04.11.2022
Patrick Schmed

Espagne – plongée dans l’enfer de la pisciculture

Le phénomène est moins connu, mais pourtant, l’élevage intensif concerne aussi les poissons. En Espagne, deuxième plus grand pays exportateur de poissons de l’UE, plusieurs espèces populaires sur les étals de poissonnerie telles que la truite, la daurade, le turbot ou le bar, proviennent en grande partie de fermes piscicoles. Dans une vidéo choc, la Fondation Franz Weber lève le voile sur les conditions de vie effroyables de ces poissons.

«Made in China» «Fabriqué au Mexique », «d’origine allemande», «conditionné en Suisse» – c’est en ces termes que sont déclarées, comme l’exige la loi, les caractéristiques majeures d’un produit. Dans les restaurants, il est obligatoire de préciser l’origine de la viande et du poisson. Mais au moment de commander, cela fait-il une différence pour le consommateur, si ce dernier ne connait pas l’envers du décor ? A la Fondation Franz Weber, nous pensons qu’un client averti en vaut deux. Avec cette vidéo, tournée au pays de Cervantes dans douze fermes piscicoles, nous espérons toucher le plus grand nombre !

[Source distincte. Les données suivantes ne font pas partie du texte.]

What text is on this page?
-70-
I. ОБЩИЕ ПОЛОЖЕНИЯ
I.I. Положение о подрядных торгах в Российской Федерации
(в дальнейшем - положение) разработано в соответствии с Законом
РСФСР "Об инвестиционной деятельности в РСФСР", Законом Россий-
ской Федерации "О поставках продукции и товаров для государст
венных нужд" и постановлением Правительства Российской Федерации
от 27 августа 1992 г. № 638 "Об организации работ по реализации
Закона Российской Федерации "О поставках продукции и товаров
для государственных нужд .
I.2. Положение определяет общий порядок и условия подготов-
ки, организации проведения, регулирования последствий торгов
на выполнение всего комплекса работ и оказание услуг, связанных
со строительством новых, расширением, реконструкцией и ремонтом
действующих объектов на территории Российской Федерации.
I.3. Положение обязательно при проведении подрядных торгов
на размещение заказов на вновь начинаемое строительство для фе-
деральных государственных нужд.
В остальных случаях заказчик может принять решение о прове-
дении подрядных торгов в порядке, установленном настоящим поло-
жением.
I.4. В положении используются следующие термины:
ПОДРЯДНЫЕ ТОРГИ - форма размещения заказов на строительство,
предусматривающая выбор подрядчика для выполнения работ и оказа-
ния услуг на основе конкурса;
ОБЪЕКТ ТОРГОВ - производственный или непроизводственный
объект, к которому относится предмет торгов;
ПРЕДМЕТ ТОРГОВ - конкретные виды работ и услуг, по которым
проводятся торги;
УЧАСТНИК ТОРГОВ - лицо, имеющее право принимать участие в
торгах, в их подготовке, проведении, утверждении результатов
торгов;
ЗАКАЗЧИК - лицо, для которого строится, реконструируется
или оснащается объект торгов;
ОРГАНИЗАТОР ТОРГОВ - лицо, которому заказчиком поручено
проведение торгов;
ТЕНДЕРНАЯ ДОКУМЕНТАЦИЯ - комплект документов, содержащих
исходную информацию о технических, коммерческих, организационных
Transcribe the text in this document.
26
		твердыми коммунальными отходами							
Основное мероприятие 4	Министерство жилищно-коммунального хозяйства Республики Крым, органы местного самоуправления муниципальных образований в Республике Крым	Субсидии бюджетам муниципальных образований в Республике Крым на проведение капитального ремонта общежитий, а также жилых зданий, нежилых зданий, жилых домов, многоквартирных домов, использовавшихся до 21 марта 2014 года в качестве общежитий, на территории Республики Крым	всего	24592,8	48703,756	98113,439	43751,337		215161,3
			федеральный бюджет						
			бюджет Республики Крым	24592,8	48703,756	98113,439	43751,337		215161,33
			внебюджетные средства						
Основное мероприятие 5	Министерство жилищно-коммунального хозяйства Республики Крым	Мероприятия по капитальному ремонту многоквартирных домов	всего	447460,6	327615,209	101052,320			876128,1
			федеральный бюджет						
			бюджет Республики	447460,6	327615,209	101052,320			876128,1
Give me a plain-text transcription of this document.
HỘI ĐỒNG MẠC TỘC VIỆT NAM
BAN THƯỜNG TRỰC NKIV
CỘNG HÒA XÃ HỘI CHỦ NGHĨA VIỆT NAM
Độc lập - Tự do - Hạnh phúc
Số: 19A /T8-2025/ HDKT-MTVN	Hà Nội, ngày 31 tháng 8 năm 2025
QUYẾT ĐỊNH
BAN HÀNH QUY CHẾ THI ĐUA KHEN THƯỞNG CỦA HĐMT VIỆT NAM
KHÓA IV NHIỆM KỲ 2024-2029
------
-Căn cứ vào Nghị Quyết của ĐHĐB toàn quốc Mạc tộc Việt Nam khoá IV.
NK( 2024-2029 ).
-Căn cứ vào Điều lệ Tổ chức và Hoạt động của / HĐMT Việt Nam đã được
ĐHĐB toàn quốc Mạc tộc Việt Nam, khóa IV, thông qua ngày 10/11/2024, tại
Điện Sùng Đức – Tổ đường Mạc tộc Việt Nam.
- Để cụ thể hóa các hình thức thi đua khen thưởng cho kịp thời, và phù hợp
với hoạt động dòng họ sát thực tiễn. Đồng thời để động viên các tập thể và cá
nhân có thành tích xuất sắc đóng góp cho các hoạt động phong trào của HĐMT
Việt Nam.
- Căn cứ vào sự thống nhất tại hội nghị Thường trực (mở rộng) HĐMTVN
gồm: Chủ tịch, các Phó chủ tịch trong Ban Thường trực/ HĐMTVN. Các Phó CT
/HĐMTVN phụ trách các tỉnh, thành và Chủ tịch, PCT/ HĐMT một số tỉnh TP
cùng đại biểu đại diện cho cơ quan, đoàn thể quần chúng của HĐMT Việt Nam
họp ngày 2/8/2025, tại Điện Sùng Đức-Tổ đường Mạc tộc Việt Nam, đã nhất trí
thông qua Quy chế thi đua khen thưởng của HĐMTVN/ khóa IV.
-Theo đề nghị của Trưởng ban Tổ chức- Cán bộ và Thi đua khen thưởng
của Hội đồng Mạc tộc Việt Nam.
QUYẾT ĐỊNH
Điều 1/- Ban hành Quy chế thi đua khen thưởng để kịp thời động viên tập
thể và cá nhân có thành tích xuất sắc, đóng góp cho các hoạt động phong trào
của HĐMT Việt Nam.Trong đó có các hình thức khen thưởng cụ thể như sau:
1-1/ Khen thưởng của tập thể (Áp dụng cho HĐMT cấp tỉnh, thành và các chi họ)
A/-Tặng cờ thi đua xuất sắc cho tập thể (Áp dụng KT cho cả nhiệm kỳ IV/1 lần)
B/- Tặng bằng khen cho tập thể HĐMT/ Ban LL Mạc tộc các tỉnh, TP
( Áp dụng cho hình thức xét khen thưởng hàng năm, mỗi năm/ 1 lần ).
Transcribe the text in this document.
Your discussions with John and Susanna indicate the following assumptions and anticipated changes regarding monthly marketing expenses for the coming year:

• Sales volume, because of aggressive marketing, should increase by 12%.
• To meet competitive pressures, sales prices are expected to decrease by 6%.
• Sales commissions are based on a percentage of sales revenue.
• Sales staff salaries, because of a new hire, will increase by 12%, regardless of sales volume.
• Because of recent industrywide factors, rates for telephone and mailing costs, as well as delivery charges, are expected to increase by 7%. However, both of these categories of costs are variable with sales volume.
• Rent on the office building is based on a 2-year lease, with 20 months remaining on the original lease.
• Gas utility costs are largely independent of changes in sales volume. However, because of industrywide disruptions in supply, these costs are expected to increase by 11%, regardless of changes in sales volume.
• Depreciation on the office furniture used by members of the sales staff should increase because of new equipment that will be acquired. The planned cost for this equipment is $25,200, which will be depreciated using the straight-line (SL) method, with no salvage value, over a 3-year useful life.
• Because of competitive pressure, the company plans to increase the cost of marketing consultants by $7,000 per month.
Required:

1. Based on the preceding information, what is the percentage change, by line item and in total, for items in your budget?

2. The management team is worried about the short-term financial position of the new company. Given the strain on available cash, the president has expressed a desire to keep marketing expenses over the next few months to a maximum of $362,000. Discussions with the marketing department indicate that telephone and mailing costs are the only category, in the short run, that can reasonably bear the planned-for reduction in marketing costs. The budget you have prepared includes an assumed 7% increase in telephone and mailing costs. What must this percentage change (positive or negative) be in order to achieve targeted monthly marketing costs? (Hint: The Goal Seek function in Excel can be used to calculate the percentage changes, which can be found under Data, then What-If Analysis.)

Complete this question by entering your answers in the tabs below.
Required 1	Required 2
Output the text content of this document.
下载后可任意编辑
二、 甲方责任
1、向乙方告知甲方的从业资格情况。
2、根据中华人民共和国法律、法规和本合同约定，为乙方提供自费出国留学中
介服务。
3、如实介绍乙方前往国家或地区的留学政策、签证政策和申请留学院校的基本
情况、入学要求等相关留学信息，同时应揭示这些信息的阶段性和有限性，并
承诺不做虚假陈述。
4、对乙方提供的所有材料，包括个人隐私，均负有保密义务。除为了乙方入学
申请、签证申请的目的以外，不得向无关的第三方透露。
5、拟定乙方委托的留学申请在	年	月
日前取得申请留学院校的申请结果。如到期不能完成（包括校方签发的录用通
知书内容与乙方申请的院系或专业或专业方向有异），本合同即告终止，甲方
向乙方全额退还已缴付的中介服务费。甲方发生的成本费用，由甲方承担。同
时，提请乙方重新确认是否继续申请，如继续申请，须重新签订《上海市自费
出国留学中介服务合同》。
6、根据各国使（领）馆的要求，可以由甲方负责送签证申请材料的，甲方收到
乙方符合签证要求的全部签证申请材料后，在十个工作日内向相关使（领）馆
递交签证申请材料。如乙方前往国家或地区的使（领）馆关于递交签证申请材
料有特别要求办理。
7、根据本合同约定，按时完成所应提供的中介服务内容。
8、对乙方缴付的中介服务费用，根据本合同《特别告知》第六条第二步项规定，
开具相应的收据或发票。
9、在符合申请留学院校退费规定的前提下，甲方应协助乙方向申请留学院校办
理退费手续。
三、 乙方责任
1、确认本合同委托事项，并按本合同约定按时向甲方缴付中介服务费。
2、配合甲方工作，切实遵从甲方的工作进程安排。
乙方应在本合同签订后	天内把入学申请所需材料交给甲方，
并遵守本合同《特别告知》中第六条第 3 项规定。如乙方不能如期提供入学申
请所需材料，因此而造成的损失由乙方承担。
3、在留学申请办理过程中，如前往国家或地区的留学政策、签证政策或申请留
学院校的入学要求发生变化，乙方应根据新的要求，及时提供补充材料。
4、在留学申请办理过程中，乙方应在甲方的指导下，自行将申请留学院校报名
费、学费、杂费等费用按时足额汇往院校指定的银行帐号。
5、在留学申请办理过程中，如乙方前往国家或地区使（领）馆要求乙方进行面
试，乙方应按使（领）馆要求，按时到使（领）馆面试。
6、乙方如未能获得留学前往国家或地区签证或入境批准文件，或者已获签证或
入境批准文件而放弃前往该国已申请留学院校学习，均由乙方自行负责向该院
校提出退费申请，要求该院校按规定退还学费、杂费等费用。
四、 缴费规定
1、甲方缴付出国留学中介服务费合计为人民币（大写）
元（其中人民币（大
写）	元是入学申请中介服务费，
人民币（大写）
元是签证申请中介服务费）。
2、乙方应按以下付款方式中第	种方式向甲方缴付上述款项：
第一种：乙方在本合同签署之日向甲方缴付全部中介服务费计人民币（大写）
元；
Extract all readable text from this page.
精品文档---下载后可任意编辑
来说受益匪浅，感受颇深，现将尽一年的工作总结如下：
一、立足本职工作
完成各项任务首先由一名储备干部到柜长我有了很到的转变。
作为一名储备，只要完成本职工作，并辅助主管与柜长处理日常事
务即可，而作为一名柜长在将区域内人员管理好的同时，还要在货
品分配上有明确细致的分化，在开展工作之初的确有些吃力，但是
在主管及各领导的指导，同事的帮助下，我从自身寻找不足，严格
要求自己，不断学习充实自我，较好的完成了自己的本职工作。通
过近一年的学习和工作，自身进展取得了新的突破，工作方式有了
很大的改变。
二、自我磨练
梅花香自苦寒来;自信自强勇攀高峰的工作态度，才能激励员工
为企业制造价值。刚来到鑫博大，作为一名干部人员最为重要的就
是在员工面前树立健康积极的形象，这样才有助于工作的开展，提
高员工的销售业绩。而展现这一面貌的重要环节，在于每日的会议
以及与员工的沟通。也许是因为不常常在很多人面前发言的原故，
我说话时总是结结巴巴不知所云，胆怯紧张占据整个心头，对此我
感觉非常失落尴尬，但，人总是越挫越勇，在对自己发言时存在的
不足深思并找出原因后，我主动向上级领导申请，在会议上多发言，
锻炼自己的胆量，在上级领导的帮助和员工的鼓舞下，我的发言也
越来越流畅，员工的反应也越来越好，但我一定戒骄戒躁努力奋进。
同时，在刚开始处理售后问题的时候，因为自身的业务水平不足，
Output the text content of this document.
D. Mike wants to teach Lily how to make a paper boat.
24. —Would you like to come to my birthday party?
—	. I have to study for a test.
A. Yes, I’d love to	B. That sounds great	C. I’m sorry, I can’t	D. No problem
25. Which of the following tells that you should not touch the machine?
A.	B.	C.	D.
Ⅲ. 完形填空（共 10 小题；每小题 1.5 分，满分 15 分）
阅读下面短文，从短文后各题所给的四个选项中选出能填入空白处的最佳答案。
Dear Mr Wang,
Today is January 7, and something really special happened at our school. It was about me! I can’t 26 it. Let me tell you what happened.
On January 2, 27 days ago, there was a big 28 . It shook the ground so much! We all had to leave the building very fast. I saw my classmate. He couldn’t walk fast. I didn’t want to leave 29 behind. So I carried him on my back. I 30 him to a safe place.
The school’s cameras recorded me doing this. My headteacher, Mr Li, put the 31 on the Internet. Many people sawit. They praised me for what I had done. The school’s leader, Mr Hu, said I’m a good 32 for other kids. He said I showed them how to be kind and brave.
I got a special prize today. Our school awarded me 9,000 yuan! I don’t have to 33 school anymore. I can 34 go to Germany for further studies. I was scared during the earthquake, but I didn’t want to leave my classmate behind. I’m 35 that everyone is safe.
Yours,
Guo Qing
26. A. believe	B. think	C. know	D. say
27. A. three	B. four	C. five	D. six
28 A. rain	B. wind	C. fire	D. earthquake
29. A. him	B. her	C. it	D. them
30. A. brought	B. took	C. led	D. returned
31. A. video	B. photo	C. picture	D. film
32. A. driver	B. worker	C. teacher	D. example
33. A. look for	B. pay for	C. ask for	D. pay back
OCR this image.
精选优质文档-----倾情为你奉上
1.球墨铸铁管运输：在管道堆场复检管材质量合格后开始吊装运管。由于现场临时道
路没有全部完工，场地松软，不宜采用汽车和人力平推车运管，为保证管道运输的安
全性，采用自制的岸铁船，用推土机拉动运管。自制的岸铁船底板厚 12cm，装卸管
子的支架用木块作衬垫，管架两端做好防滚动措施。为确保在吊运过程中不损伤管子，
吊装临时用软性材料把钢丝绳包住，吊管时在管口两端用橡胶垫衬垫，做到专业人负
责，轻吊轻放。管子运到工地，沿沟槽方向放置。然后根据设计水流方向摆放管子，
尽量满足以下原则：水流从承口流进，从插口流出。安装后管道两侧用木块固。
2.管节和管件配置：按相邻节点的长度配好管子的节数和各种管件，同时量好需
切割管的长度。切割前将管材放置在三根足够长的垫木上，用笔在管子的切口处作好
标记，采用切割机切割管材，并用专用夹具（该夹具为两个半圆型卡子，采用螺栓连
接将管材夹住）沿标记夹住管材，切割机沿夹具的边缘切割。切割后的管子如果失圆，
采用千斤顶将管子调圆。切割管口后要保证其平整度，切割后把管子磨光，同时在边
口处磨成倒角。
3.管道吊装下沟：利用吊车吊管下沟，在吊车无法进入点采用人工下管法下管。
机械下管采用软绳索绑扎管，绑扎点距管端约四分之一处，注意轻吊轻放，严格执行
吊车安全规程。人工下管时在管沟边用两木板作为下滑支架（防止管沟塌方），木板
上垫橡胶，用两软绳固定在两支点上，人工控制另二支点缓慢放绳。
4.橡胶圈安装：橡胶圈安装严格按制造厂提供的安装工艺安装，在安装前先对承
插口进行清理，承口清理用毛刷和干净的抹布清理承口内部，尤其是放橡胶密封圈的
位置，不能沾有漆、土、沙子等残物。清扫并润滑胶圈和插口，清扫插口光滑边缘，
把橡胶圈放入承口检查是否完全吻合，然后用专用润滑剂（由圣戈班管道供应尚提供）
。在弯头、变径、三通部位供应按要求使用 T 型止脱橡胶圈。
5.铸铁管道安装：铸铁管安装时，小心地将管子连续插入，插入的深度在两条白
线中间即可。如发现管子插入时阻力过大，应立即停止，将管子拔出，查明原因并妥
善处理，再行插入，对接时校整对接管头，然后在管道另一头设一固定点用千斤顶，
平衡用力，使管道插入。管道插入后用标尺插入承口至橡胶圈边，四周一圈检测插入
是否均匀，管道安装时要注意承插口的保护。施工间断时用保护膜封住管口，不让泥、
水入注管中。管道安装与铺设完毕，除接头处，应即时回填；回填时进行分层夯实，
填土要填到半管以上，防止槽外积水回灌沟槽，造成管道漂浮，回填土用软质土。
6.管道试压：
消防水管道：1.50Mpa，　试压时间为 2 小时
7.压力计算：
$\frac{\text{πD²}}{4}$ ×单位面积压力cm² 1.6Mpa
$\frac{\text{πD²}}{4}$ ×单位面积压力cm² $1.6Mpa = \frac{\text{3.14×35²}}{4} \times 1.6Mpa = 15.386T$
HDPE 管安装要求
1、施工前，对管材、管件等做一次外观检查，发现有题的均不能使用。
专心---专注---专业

Conditions d’élevage déplorables
Entre 2020 et 2022, nos drones et nos caméras ont filmé 12 exploitations, pour enquêter sur l’élevage de la truite, du turbot, de la daurade et du bar en Espagne. Appelés «fermes piscicoles», ces élevages ont en réalité toutes les caractéristiques d’un mode de production intensif : les poissons sont entassés dans un espace réduit et surpeuplé, sans aucune considération pour leur bien-être. Les séquences que nous révélons sont uniques : c’est la première fois que ces élevages sont soumis à une enquête globale et que de telles images sont dévoilées au public.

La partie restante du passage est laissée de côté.